Jamila Powell, Naturally Drenched

"In March 2020, I was forced to completely shut down my business, Maggie Rose Salon. This was tough because 2020 was slated to be a major year for our salon. I lost income, and I even lost some of my team. My biggest pivot was starting my hair-care brand, Naturally Drenched. While I was no longer able to rely on the salon as a source of income, I knew that I could rely on an ecommerce product to support me, my business, and my family.

The launch of Naturally Drenched has been a lot of work, and I have learned a lot of lessons along the way. I used my business experience from running the salon to make smarter decisions for this new business venture. I've managed to succeed by not giving up and realizing that I can figure out anything as long as I'm patient. I've learned to stay true to my original vision and to not take things personally. Entrepreneurship has so many highs and lows, so you have to remember to protect your mental health and stay steady. Taking your time and finding the right team of people to work with makes all the difference in the world.

I've also learned that you always have to be one step ahead. It is really crucial to be able to identify trends early, or even create your own. Having a strong brand mission and voice is key to successfully grow and set yourself apart from the competition."

Marta Cros, Apto Skincare

"In March 2020, I left for the Dominican Republic for a one-week holiday with my two kids, husband, and parents. Because of COVID, we ended up staying 99 days on the island! We arrived with just one shared suitcase for the four of us, and as you can imagine, all stores were closed (the only thing we were able to buy were tourist T-shirts at a local supermarket).

It was stressful at the beginning, especially because my kids were 2 and a half years and 6 months, but after a few 'adaptation' days, it became a very liberating experience. Everything was super simple: what to wear, toys, kids' stuff, and, of course, how to take care of my skin with the few items I had selected to pack in a crammed suitcase for my Caribbean holiday.

There were so few things we actually missed, and we felt a regained sense of freedom, so much that we went back to New York, emptied our townhouse, moved everything to my in-laws' home in Connecticut, and rented an RV to go across the country to spend the summer in the Northwest. After that, we decided to continue the adventure and, just with a couple of suitcases again, fly to Spain (where I'm originally from), where we've been working from home since last October.

This whole experience impacted my business and made me think, 'Why do we need to sell six different types of masks? Why would I want to spend more than 10 minutes getting ready?' Life is so interesting, and there are so many things I want to spend my time with. Skin care should be a simple, uncomplicated, enjoyable act."

Kay Cola, The OrganiBrands

"I feel so blessed that OrganiBrands was able to operate throughout the pandemic and that our sales remained consistent.
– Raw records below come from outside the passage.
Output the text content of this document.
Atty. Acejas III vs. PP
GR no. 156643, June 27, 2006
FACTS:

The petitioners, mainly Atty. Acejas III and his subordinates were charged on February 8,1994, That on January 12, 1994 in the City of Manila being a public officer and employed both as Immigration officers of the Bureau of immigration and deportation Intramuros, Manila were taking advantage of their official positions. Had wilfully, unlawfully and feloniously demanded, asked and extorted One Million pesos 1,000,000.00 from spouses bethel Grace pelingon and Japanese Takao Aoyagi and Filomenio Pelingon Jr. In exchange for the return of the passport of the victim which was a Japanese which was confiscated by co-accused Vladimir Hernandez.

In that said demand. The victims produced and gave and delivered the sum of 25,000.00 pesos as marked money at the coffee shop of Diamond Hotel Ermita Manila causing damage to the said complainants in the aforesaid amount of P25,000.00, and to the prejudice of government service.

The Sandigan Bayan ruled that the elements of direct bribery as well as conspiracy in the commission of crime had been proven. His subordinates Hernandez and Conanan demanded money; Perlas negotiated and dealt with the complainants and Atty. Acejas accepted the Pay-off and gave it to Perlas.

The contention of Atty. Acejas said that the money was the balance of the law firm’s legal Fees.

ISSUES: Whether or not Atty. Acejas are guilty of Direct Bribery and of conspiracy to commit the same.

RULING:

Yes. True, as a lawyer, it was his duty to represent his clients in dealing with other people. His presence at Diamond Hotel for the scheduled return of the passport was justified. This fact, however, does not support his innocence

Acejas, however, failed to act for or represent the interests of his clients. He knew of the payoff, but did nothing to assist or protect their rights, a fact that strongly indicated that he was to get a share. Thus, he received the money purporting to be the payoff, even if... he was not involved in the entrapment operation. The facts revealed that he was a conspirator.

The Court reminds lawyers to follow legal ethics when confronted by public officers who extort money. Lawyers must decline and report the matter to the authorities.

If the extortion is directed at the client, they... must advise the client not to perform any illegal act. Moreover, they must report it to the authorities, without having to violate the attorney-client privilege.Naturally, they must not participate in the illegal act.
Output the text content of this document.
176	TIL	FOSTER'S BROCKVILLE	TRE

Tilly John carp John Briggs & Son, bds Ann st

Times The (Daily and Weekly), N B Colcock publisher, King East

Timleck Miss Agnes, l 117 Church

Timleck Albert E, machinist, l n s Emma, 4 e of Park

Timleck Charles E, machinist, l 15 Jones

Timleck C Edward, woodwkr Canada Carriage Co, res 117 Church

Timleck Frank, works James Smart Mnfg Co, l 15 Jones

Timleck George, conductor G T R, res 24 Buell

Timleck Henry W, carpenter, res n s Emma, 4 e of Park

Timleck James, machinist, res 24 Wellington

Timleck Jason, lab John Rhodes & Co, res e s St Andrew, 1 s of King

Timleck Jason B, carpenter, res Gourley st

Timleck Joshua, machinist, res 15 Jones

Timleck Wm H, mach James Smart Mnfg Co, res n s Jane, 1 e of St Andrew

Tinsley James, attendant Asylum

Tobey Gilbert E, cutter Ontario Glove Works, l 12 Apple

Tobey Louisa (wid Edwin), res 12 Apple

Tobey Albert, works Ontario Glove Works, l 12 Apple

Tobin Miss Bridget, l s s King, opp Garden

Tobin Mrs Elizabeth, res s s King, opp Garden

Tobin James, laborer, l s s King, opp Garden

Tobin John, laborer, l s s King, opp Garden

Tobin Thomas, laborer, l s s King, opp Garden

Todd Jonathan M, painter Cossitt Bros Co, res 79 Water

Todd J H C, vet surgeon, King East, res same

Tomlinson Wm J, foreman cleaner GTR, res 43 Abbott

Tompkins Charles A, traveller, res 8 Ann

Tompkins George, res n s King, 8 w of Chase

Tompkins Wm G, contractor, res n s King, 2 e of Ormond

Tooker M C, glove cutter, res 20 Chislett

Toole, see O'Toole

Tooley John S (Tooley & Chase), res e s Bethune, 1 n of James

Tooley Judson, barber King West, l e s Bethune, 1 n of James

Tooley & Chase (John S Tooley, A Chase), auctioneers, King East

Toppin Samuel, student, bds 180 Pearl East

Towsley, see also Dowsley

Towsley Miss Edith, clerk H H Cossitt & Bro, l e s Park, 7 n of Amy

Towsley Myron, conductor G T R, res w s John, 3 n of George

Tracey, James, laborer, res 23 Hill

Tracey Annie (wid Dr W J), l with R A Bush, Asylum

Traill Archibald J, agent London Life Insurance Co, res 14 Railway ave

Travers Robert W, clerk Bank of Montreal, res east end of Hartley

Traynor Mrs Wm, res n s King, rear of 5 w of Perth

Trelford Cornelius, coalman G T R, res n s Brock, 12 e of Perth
As a minority-owned business, we received incredible support throughout the Black Lives Matter movement last summer, but just like every other business owner, my company has seen its share of struggles over the last year that I had to answer to for my team.

Some unexpected obstacles like bottle shortage because everyone was buying in bulk pre-lockdown depleting our inventory, so when lockdown happened and our manufacturers and factories were closed, we were kind of at a standstill. We were still operating as an essential business, but we couldn't get what we needed to fulfill orders for in-demand products like our sanitizer and hand soap. Another interesting hurdle was hiring: the company had four open positions at one point, and I wasn't getting any applicants due to a combination of reasons like high unemployment payments, parents at home with kids acting as teachers and enjoying the gift of time with them, etc. We also struggled with shipping delays.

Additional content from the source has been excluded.